A balance between the growth many credit unions feel they need to operate successfully in the financial space, and the personalized appeal of a small neighborhood cooperative is difficult to strike.
For most institutions, there are numerous ways to stay small but act big in their local markets. Conversely, credit unions can also merge and get big on the balance sheet, yet think small in terms of localized brands and markets. All these opportunities rely on the credit union’s capability to pull in resources and maintain the leadership needed to use them effectively.
Mergers Aren’t For Everyone
Consolidation of resources through mergers or acquisitions is an effective growth strategy, but also complex one. Just 2.5% of credit unions merged into other institutions in 2011, according to Callahan & Associates’ Peer-to-Peer data, though the assets of those merged institutions increased to $4.87 billion from $4.04 billion.
Recent merger rates remain lower than levels seen in the mid-2000s. As credit union performance continues to improve and immediate balance sheet concerns lessen, mergers may become a more prolific option for some, but others will need to proceed along a different route.
Traditional mergers and acquisitions also typically mean the end of one brand in favor of continuation of another, which can create a difficult transition for members. So what other options are on the table?
Share And Share Alike
Many times small to mid-size credit unions find themselves at a disadvantage when competing against the resources and branch footprint of larger peers, and may even find themselves more likely candidates for acquisition.
As an alternative, several national groups and leagues exist to provide a unique environment for the sharing of pooled resources like equipment and technology, training and HR resources, compliance, legal, or regulatory expertise and other assets in a cost effective way.
Other institutions seeking efficiency and market share may choose to participate in shared branching or partner together to operate out of one physical brick and mortar facility, like Virginia’s Credit Union Mall, a facility that houses three separate institutions.
Growing credit unions may also seek out equipment, branches, or loans that can be acquired or traded among participants in the cooperative system, particularly when they do not fit the needs of one institution but are the a perfect fit at another.

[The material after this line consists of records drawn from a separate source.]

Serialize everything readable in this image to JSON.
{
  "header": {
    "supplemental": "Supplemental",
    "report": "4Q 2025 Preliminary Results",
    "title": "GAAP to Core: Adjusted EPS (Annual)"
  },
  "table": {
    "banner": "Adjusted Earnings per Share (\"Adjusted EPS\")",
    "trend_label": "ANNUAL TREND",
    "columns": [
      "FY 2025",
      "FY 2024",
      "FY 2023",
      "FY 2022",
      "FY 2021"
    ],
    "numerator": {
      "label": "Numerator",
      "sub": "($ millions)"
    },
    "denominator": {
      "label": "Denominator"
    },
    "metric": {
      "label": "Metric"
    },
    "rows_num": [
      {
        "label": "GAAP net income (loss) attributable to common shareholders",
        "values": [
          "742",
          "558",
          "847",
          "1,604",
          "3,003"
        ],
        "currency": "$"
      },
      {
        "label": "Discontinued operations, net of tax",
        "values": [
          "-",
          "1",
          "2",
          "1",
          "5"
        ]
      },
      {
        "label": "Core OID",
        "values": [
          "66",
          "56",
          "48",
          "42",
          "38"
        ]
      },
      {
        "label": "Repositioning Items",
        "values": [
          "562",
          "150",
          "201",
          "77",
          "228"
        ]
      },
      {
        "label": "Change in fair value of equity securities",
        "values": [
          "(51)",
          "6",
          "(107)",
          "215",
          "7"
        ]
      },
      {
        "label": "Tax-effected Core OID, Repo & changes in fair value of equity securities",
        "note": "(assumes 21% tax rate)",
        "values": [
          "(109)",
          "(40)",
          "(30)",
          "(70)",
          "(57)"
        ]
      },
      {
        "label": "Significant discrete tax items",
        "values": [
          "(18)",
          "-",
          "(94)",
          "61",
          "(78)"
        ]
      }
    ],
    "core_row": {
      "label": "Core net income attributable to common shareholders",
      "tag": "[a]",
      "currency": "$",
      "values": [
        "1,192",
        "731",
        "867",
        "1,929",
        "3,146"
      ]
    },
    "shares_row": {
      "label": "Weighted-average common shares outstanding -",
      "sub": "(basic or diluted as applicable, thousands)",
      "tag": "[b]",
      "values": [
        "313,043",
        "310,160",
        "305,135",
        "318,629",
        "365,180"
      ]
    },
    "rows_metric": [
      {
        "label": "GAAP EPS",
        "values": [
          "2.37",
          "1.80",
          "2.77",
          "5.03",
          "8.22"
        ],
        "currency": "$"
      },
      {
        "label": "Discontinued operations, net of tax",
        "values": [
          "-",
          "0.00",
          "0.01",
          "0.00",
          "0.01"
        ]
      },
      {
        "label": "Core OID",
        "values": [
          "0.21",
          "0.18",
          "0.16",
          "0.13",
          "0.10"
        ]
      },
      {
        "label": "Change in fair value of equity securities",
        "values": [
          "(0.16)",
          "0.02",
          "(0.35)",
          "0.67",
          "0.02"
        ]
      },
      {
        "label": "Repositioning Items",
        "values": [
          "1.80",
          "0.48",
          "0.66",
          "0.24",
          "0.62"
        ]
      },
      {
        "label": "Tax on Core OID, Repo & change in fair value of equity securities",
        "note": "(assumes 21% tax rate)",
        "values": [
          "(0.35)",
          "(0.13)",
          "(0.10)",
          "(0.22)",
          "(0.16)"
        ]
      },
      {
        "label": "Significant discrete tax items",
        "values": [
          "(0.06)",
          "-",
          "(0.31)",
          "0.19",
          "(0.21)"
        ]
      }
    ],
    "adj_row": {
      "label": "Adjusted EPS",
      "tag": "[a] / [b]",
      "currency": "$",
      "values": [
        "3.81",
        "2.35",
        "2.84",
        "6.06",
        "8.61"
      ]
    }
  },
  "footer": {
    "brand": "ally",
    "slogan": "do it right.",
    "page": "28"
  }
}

There is an added benefit in that when members are affected by these type of swaps, they are typically given the option to remain at their previous institutions or move to another that is more convenient or more tailored to their needs ─ this is a choice that full mergers do not necessarily offer.
One of the most valuable resources for a cooperative institution is sound leadership. Whether that involves a CEO, a team of executives, or a board, credit unions are sharing talent across merged and unrelated brands alike.
The CUES 2011 Executive Compensation Survey indicated a 5.07% annual increase in total CEO compensation, up from 3.62% the year before. For small to mid-sized credit unions, it is increasingly difficult challenge to attract top-notch talent, but sharing the compensation for that talent could be one way to mitigate some costs.
Merge On The Books, Stay Distinct In The Brand
Those credit unions that do pursue mergers and acquisitions have the ability to create a far different type scenario than the corporate takeover many consumers imagine and fear. For one, both institutions and regulators typically vet the compatibility of service, values, product lines, and other features, as well as the merger’s impact on members, rather than just the balance sheet implications.
Examples such as $1.4B Anheuser – Busch Employee’s Federal Credit Union (also known as American Eagle Federal Credit Union) and the $649M 66 Federal Credit Union (also known as 66 Federal Credit Union Northwest Arkansas, KU Credit Union, and ConocoPhillips Credit Union), demonstrate how a credit union can operate as a whole, but still brand and think locally in order to resonate with members.
Many institutions follow the practice of incorporating local leaders from acquired institutions into their centralized leadership team. But some, like United Federal Credit Union ($1.5B, St. Joseph, MI) also set up semi-autonomous vice presidents in each market to asses, protect, and communicate the values of members in that locale, ensuring their voices are not lost in the shuffle.
Whether your institution chooses one of these methods for operation and governance, or grows along its own unique route, there are opportunities for cooperation waiting to push you forward.